Police have confiscated 1,132 off-road vehicles and destroyed 977 since 2020, according to Deputy Commissioner of Special Operations Joel Dales, speaking at a state House hearing in April.
In 2021, the city’s traffic code was amended to explicitly ban these vehicles in most settings and add new penalties for bikers. That was the same year the police department issued a new directive on enforcement.
At the behest of members of City Council, the department now has a detail assigned to addressing these gatherings, primarily through tracking them via helicopter and moving to confiscate vehicles once groups stop to regather and refuel.
That’s the primary means of enforcement because Philly police have a policy not to chase people taking these group rides — standard practice for most local police departments in the country — as pursuing motorists could create a more dangerous situation on the streets.
Most recently, former Governor Tom Wolf signed a bill which designates the vehicles as “prima facie contraband subject to forfeiture” in 2022.
The standard penalty for riding an off-road vehicle in the wrong place is confiscation and a $2,000 fine. The owner of a registered vehicle can pay the fine to get it back, while unregistered riders can forfeit the vehicle to avoid paying the fine.
Once forfeited, the vehicle is disposed of as the police department sees fit, usually through destruction.

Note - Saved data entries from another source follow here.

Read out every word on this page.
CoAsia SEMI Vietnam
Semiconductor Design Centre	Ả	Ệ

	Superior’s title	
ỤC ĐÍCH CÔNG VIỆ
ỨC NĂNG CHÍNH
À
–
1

If someone believes their vehicle has been wrongly confiscated, they can demand a hearing with a Parking Hearing Examiner, the same process open to people who believe their car was wrongly impounded.
Earlier this year, WHYY hosted a community forum in West Philly that brought out those who ride off-road vehicles and those who don’t.
There, motorists raised a question that has been asked since former Mayor Michael Nutter banned the vehicles in 2012: How can we find (or build) a recreational space to ride that won’t cause such an uproar?
Councilmembers Curtis Jones, Kenyatta Johnson, and Mark Squilla have expressed some reserved interest in the idea, but Council hasn’t moved on the issue since the 2021 policy change.